Having set the team the 1 day challenge of prototyping an experience that covered all of their ideas, we came up with:

  • A mock up of a visual tower scan report using a Power BI dashboard

  • A short marketing video to explain the value proposition (with the help of a marketing agency partner in the UK)

  • A mocked experience of a live tower scan using drones, produced and animated in PowerPoint

  • A live demo of the preliminary on-site reporting experience involving one of our site engineers role-playing the interaction

Outcomes

Customer appetite for online reporting, especially with historic comparison was strong, with a cautious interest in drone scanning for future consideration.
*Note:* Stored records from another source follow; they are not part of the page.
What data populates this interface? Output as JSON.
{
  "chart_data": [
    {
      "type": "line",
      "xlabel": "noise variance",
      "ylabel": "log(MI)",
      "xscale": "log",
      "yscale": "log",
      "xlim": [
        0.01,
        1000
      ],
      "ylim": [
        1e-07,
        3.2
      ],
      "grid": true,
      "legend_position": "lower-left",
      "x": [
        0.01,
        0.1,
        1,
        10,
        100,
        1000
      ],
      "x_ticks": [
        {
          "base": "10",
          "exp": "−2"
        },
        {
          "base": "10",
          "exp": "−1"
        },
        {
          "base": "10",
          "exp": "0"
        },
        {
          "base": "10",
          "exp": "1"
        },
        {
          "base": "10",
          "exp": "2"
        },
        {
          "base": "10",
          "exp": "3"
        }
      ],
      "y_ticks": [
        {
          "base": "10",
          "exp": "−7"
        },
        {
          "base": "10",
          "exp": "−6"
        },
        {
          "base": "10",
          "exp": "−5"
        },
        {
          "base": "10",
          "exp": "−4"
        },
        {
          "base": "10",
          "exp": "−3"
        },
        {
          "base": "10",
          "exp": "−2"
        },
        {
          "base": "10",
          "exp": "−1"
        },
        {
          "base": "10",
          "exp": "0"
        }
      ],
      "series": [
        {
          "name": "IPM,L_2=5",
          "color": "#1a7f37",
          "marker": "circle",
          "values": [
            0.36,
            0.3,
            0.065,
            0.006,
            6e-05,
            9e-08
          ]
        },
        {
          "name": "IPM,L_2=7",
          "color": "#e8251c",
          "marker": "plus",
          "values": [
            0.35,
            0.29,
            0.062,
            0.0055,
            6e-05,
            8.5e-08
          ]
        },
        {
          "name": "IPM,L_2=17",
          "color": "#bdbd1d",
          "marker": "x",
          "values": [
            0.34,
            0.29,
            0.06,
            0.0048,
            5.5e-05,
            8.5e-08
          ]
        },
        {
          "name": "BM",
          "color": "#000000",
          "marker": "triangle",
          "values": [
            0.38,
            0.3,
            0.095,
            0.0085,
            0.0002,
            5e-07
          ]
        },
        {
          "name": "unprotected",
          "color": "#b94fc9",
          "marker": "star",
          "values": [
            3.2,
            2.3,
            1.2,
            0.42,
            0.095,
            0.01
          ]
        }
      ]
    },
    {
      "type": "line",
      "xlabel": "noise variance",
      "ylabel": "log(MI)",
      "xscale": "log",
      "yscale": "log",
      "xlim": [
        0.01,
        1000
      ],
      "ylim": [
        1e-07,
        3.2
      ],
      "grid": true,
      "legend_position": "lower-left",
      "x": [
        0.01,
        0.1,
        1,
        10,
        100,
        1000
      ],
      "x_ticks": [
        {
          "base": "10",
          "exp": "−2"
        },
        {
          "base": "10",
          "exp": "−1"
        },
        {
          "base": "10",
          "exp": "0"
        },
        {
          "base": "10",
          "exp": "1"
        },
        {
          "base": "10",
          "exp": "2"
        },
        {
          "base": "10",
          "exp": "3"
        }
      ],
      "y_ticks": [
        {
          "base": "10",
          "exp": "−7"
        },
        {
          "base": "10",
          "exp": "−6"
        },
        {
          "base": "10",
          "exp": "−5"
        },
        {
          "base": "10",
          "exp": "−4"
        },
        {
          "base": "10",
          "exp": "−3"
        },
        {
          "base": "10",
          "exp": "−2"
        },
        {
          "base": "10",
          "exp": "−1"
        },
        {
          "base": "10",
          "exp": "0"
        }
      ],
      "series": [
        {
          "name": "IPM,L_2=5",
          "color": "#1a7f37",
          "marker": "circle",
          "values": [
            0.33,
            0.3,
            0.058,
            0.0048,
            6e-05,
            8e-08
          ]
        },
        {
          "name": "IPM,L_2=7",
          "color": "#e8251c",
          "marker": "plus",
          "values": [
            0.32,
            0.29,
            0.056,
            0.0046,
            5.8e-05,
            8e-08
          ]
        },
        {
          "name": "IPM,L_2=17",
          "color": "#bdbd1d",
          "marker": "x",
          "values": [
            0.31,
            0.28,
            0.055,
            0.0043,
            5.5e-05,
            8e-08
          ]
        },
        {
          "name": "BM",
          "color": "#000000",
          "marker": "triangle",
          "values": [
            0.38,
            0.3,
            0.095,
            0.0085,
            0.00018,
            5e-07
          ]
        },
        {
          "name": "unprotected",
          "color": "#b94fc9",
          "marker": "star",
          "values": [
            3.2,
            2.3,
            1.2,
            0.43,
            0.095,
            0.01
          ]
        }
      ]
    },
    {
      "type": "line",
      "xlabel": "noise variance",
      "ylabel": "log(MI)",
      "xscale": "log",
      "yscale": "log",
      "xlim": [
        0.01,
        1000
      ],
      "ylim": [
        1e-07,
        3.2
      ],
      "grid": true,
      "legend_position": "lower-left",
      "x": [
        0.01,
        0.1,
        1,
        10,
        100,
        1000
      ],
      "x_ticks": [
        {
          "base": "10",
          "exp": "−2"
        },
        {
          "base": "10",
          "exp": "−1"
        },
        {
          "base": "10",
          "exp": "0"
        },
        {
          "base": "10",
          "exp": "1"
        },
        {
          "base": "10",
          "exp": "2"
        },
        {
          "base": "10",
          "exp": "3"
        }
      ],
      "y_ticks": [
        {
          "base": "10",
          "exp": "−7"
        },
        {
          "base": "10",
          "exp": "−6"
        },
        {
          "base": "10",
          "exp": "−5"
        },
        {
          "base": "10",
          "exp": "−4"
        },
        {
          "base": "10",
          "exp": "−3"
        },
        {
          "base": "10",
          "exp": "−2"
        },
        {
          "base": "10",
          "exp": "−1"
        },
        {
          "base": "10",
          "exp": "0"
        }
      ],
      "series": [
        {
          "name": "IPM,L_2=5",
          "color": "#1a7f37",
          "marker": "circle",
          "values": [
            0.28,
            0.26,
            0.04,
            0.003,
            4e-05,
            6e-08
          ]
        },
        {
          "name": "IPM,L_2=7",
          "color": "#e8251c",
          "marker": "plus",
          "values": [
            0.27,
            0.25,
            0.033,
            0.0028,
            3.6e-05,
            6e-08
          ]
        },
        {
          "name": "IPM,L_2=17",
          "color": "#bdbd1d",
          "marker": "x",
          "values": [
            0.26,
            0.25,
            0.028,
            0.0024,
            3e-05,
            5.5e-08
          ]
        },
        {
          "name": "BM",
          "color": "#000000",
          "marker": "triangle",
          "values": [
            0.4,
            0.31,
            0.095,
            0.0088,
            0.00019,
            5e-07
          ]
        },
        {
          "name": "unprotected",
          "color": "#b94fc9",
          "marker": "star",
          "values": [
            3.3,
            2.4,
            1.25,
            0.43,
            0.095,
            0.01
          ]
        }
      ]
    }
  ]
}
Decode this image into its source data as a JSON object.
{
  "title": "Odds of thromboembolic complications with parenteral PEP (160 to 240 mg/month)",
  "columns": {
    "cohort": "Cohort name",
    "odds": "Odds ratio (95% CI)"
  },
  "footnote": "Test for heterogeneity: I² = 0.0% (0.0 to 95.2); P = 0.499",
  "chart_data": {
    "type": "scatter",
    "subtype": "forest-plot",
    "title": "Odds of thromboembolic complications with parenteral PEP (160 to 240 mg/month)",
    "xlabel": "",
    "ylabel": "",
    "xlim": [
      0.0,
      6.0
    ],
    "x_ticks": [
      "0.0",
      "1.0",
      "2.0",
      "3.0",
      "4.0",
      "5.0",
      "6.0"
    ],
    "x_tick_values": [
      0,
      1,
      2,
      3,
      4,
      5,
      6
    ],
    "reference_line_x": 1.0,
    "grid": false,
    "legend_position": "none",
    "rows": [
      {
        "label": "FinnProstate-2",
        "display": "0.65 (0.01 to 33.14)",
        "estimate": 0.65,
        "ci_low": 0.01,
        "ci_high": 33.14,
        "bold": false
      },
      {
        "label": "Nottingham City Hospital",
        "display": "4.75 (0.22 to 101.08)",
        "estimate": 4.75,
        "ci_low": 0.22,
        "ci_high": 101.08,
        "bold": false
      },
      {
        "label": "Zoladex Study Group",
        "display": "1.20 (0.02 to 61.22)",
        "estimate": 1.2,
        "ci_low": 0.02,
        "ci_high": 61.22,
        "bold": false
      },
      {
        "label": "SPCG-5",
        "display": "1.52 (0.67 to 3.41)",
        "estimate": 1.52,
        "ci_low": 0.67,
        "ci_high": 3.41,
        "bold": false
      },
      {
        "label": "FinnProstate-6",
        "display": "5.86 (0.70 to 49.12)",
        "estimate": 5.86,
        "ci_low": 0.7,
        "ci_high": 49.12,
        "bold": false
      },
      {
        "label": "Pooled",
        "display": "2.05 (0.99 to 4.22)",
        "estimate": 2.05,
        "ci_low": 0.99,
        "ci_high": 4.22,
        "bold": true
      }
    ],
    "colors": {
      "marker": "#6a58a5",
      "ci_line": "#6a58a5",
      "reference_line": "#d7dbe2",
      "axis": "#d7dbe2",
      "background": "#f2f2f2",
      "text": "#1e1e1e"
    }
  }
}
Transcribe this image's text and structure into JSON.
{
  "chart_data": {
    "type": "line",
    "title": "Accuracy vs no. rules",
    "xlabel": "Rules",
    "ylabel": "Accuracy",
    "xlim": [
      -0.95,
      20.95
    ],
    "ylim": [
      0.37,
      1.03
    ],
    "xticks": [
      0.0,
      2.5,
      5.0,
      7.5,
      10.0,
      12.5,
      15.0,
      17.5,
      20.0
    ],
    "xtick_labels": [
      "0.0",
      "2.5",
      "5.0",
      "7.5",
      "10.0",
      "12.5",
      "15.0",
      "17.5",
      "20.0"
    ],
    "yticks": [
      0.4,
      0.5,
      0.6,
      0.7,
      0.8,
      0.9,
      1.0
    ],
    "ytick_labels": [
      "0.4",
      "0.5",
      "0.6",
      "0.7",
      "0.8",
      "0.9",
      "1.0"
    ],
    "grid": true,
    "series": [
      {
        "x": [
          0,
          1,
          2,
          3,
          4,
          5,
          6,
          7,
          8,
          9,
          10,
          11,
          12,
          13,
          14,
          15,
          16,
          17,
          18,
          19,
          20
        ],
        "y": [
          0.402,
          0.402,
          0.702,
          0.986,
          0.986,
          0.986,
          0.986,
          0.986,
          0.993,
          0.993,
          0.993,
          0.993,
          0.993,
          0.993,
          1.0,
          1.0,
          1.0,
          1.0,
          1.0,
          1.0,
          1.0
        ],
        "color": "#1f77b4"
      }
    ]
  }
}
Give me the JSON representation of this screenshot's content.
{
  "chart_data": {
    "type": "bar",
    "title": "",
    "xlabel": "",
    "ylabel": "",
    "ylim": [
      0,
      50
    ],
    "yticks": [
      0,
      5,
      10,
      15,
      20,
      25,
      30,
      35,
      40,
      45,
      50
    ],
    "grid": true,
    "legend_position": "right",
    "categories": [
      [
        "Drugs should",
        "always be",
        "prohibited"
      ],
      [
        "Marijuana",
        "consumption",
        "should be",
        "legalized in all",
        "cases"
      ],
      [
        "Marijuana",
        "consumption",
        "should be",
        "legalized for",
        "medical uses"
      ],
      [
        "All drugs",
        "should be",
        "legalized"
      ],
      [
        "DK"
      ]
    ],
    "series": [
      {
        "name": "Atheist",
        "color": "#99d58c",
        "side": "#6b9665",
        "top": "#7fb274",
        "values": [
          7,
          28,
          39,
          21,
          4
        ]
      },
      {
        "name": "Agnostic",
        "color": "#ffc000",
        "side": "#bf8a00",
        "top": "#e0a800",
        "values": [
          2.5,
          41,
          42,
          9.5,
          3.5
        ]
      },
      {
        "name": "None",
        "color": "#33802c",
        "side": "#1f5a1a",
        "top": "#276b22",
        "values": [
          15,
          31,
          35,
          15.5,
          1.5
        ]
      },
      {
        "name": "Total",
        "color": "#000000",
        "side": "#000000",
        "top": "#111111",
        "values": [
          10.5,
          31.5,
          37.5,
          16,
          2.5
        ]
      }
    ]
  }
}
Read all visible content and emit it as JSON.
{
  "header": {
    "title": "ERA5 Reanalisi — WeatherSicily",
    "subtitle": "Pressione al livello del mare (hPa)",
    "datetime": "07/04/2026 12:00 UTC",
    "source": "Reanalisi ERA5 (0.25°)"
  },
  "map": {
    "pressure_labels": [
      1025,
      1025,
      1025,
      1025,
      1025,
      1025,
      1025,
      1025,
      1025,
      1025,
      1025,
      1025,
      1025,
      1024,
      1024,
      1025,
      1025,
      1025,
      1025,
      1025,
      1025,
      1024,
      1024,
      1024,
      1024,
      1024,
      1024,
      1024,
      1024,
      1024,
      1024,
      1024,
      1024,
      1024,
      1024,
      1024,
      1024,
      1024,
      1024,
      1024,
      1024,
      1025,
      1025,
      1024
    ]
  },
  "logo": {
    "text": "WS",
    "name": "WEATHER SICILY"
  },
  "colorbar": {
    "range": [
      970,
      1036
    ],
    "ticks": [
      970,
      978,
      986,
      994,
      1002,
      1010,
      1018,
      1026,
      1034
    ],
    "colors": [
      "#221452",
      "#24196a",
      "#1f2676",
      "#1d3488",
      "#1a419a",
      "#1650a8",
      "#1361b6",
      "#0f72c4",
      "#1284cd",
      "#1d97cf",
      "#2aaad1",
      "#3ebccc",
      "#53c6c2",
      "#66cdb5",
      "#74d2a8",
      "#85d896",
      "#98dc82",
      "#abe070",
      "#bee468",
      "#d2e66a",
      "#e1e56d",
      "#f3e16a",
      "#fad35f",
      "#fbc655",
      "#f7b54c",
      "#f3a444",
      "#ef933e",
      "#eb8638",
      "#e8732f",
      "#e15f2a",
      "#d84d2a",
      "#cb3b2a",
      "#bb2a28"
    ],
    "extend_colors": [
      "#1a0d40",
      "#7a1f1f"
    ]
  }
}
This sprint led to the beginning of the Diagnostics Insights Platform project which has been in development since 2020 and is now entering its 5th phase of development.

The platform has been well received by customers and now has several thousand scan reports hosted. By offering the digital reporting, we were able to increase the overall price of our scan services with little pushback from customers. We continue to engage with customers on new report formats and comparison tools.